テルスターは1963年7月17日、北ホラント州フェルセン・ザウトで誕生した。地元ライバルクラブであるストルムフォーヘルスとVSVのプロ部門が財政難を背景に合併し、同年に打ち上げられた通信衛星「テルスター1号」にちなんでクラブ名が決定された。両創設クラブはアマチュアクラブとして存続し、新たに誕生したプロクラブは初年度の1963–64シーズンにエールディヴィジへの昇格を果たすという鮮烈なスタートを切った。

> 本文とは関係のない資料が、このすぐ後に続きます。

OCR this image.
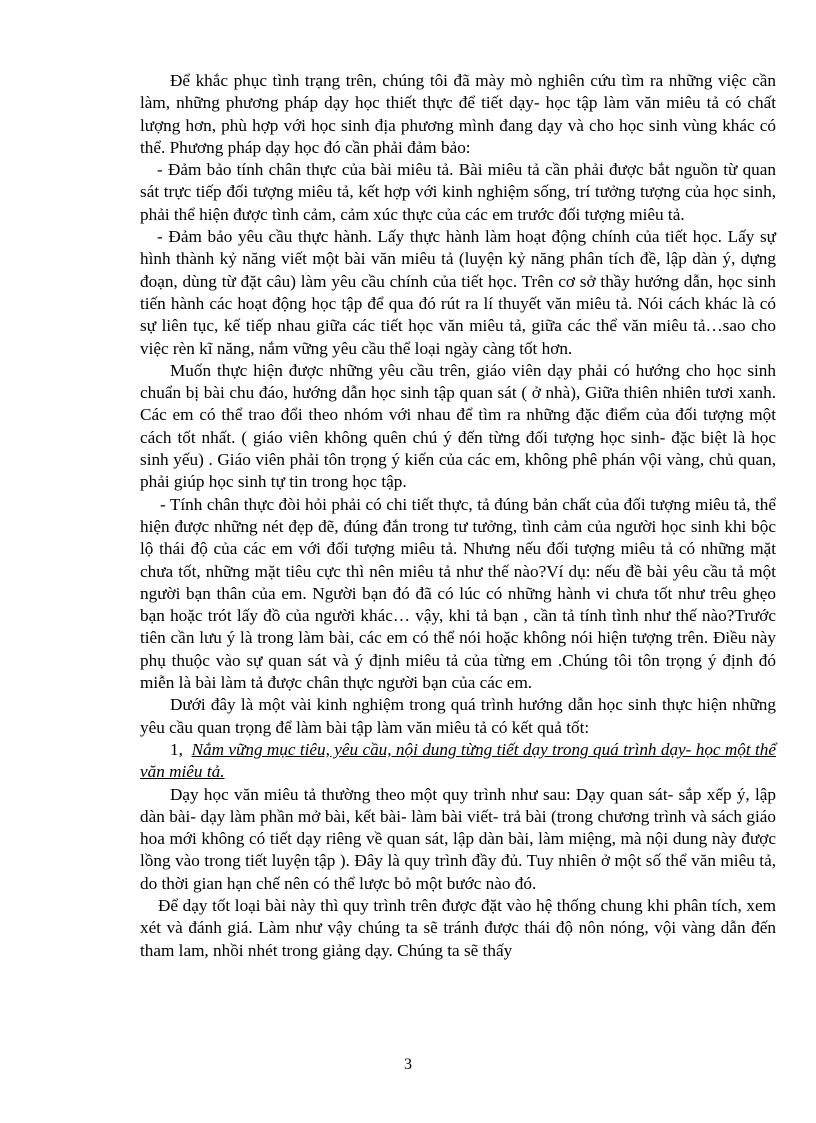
Để khắc phục tình trạng trên, chúng tôi đã mày mò nghiên cứu tìm ra những việc cần làm, những phương pháp dạy học thiết thực để tiết dạy- học tập làm văn miêu tả có chất lượng hơn, phù hợp với học sinh địa phương mình đang dạy và cho học sinh vùng khác có thể. Phương pháp dạy học đó cần phải đảm bảo:

- Đảm bảo tính chân thực của bài miêu tả. Bài miêu tả cần phải được bắt nguồn từ quan sát trực tiếp đối tượng miêu tả, kết hợp với kinh nghiệm sống, trí tưởng tượng của học sinh, phải thể hiện được tình cảm, cảm xúc thực của các em trước đối tượng miêu tả.

- Đảm bảo yêu cầu thực hành. Lấy thực hành làm hoạt động chính của tiết học. Lấy sự hình thành kỷ năng viết một bài văn miêu tả (luyện kỷ năng phân tích đề, lập dàn ý, dựng đoạn, dùng từ đặt câu) làm yêu cầu chính của tiết học. Trên cơ sở thầy hướng dẫn, học sinh tiến hành các hoạt động học tập để qua đó rút ra lí thuyết văn miêu tả. Nói cách khác là có sự liên tục, kế tiếp nhau giữa các tiết học văn miêu tả, giữa các thể văn miêu tả…sao cho việc rèn kĩ năng, nắm vững yêu cầu thể loại ngày càng tốt hơn.

Muốn thực hiện được những yêu cầu trên, giáo viên dạy phải có hướng cho học sinh chuẩn bị bài chu đáo, hướng dẫn học sinh tập quan sát ( ở nhà), Giữa thiên nhiên tươi xanh. Các em có thể trao đổi theo nhóm với nhau để tìm ra những đặc điểm của đối tượng một cách tốt nhất. ( giáo viên không quên chú ý đến từng đối tượng học sinh- đặc biệt là học sinh yếu) . Giáo viên phải tôn trọng ý kiến của các em, không phê phán vội vàng, chủ quan, phải giúp học sinh tự tin trong học tập.

- Tính chân thực đòi hỏi phải có chi tiết thực, tả đúng bản chất của đối tượng miêu tả, thể hiện được những nét đẹp đẽ, đúng đắn trong tư tưởng, tình cảm của người học sinh khi bộc lộ thái độ của các em với đối tượng miêu tả. Nhưng nếu đối tượng miêu tả có những mặt chưa tốt, những mặt tiêu cực thì nên miêu tả như thế nào?Ví dụ: nếu đề bài yêu cầu tả một người bạn thân của em. Người bạn đó đã có lúc có những hành vi chưa tốt như trêu ghẹo bạn hoặc trót lấy đồ của người khác… vậy, khi tả bạn , cần tả tính tình như thế nào?Trước tiên cần lưu ý là trong làm bài, các em có thể nói hoặc không nói hiện tượng trên. Điều này phụ thuộc vào sự quan sát và ý định miêu tả của từng em .Chúng tôi tôn trọng ý định đó miễn là bài làm tả được chân thực người bạn của các em.

Dưới đây là một vài kinh nghiệm trong quá trình hướng dẫn học sinh thực hiện những yêu cầu quan trọng để làm bài tập làm văn miêu tả có kết quả tốt:

1, Nắm vững mục tiêu, yêu cầu, nội dung từng tiết dạy trong quá trình dạy- học một thể văn miêu tả.

Dạy học văn miêu tả thường theo một quy trình như sau: Dạy quan sát- sắp xếp ý, lập dàn bài- dạy làm phần mở bài, kết bài- làm bài viết- trả bài (trong chương trình và sách giáo hoa mới không có tiết dạy riêng về quan sát, lập dàn bài, làm miệng, mà nội dung này được lồng vào trong tiết luyện tập ). Đây là quy trình đầy đủ. Tuy nhiên ở một số thể văn miêu tả, do thời gian hạn chế nên có thể lược bỏ một bước nào đó.

Để dạy tốt loại bài này thì quy trình trên được đặt vào hệ thống chung khi phân tích, xem xét và đánh giá. Làm như vậy chúng ta sẽ tránh được thái độ nôn nóng, vội vàng dẫn đến tham lam, nhồi nhét trong giảng dạy. Chúng ta sẽ thấy

3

テルスターはその後14シーズン連続でオランダ最高峰のエールディヴィジに在籍した。クラブが最も輝きを放ったのは1970年代半ばで、3シーズン連続でトップ10入りを達成している。しかし1977–78シーズンに最下位となり、エールステ・ディヴィジへ降格。以降、約半世紀にわたってトップリーグとは縁遠い時代が続いた。その間にも1991–92シーズンのKNVBカップ準決勝進出や、2017–18シーズンにマイク・スネイ監督のもとで記録した6位という好成績など、輝かしい瞬間もあった。そして2024–25シーズンの昇格プレーオフでは、ADOデン・ハーグ、デン・ボス、そして最終的にウィレムIIを撃破し、1978年以来初のエールディヴィジ復帰を果たした。

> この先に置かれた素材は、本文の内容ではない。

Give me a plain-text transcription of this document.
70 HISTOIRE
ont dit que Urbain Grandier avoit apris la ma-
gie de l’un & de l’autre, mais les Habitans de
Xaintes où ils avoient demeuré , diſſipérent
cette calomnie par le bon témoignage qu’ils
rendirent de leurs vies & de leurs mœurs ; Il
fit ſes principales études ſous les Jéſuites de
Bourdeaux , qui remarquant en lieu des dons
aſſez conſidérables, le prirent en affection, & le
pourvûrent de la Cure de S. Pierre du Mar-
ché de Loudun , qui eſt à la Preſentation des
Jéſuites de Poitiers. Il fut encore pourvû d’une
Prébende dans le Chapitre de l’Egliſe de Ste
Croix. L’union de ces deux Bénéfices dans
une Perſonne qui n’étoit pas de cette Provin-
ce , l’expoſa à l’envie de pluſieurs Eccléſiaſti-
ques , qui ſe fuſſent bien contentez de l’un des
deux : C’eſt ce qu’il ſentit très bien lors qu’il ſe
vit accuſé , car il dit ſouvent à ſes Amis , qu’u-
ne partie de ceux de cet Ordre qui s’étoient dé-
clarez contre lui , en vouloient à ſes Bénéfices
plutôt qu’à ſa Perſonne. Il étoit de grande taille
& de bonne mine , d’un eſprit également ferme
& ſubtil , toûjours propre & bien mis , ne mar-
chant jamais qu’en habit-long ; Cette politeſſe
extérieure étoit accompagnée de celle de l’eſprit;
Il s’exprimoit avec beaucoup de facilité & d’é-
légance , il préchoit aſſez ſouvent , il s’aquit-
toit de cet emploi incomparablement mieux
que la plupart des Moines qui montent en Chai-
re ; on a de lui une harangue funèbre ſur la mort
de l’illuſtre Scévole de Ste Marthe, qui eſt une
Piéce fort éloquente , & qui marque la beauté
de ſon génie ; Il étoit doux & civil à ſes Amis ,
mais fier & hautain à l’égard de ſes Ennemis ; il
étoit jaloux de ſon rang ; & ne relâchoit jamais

オール・ホワイトのユニフォームから「ヴィッテ・レーウェン(白獅子)」の愛称で親しまれるテルスターは、フェルセン・ザウト周辺の北ホラント沿岸工業地帯に深く根ざしたクラブだ。収容人数5,338人のコンパクトなホームスタジアム、スポルトパルク・スホーネンベルフ(スポンサー名称:BUKOスタジアム)、そして選手入場時に流れるトルネイドースの楽曲「テルスター」は、衛星との絆を象徴する変わらぬ伝統となっている。